Monday, April 18, 2011
Another way of traffic-calming our way to a vibrant and livable community with open space and pedestrian access instead of impassable concrete structures carrying traffic is presented on StreetsBlog. The full post can be read here.
It's a good site for examining the arguments for removing existing highways that have become barriers to central city development and community engagement. It's called "Moving Beyond the Automobile" and presages the coming era of expensive gasoline and far fewer resources to maintain large infrastructure projects. The history of the highway and freeway in the USA is that of a military legacy that was ultimately offloaded to the states and counties to maintain, which is becoming more and more burdensome.
In this presentation, CNU president John Norquist stars in this video from Streetfilms about the problem of inner-city highways and the steps some cities are taking to get rid of theirs.
"If you look at the real estate anywhere near a freeway, almost always its degraded," says Norquist. "You'll get surface parking lots, or buildings that have high-vacancy rates. No walking. Because it's really hard to design a freeway that would look good in a city."

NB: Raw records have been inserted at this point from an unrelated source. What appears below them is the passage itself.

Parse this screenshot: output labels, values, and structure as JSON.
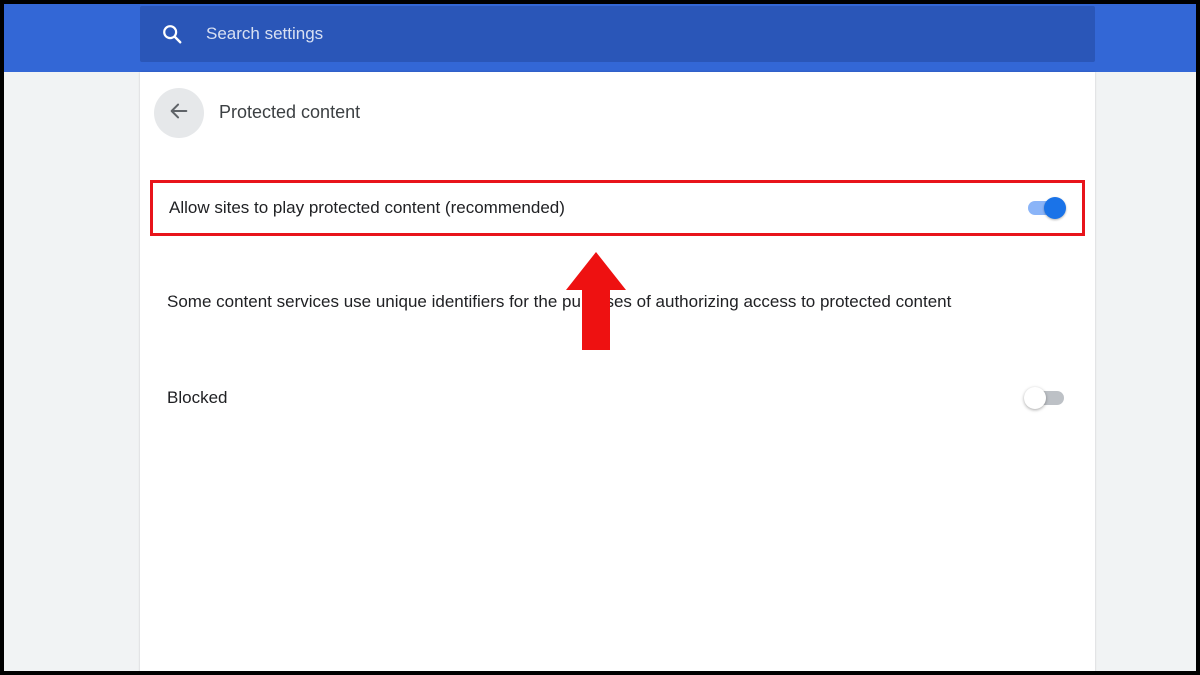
{
  "search": {
    "placeholder": "Search settings",
    "icon": "search-icon"
  },
  "header": {
    "title": "Protected content",
    "back_icon": "arrow-back-icon"
  },
  "settings": {
    "allow": {
      "label": "Allow sites to play protected content (recommended)",
      "enabled": true
    },
    "description": "Some content services use unique identifiers for the purposes of authorizing access to protected content",
    "blocked": {
      "label": "Blocked",
      "enabled": false
    }
  },
  "colors": {
    "topbar": "#3367d6",
    "search_box": "#2a56b8",
    "toggle_on": "#1a73e8",
    "highlight": "#e8141b"
  }
}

Freeways are a problem of divisively clashing scale in an urban network, which famously isolates parts of cities from each other, creating areas of lower valued real estate that is essentially left to blight. Cities are in the process of undoing freeways, undergrounding their viaducts as in Seattle, the removal of the Embarcadero in San Francisco, or creating lids over existing freeways to connect the fabric of the city together. It's an opportunity to make these locations part of the urban fabric and “lid” the freeway and incorporate parkway (like the High Line in NYC) or water (like the Freeway Park in Seattle). A decent-sized lid can create pedestrian and small commercial opportunities as well – the precedent for that is the Ponte Vecchio in Florence, Italy. Ljubljana, Slovenia is building more pedestrian/shopping bridges to complement its old bridges in newly traffic-free zones around the river and weave the fabric of the city together. Seattle is in the process of replacing its old viaduct with a deep-bore tunnel which will reconnect the waterfront to the city and provide open space as well as opportunities to rehabilitate the areas that are currently down at the heels, facing directly into the viaduct structure.

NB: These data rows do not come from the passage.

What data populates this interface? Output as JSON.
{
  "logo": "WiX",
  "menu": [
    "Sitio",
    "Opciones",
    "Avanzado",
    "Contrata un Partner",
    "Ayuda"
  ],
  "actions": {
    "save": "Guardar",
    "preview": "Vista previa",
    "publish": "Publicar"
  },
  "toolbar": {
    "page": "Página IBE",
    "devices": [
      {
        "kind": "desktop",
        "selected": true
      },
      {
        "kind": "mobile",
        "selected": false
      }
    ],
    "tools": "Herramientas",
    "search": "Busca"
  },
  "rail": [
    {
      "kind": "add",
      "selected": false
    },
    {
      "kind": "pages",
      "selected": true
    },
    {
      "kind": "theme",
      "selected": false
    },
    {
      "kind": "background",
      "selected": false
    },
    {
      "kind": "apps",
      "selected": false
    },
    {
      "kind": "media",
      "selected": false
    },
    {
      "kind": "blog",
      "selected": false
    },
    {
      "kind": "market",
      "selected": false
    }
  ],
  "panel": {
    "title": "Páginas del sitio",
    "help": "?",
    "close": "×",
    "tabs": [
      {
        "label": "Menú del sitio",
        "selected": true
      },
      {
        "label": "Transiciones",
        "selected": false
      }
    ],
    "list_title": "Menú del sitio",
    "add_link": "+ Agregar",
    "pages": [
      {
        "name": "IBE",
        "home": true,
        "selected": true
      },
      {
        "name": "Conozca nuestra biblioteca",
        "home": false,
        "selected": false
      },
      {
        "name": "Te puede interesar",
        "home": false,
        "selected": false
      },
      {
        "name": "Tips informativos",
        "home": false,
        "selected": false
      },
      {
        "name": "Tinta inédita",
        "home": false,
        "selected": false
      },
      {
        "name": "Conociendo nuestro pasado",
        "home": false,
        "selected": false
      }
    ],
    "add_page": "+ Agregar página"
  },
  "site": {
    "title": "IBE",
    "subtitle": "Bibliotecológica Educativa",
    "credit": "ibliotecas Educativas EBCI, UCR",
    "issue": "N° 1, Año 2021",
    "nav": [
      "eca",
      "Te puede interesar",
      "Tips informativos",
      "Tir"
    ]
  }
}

This new paradigm makes the effort by LA County to ram the 710 freeway extension through South Pasadena to the 210 freeway in Glendale seem to be quite a retrograde and piecemeal project. The highway system is an old answer from another era - a little 710 history here - and it needs to move into our evolving sustainable future. New alternatives have been proposed for this problem, such as the rail extension of the Alameda corridor which would keep freight traffic off the freeways and minimize the impact of a below-grade route for these clusters of impacted cities.This alternative concept originates from a new vision of the Port of Long Beach transformation into a completely green facility that eliminates the need for the 710 tunnel for freight, as presented by David Alba. In addition, a light rail solution to this problem for human transit is proposed at, once again, LAStreetsBlog.
Update: Seven Cities Consider Removing Major Urban Highways, from The Architect's Newspaper Blog.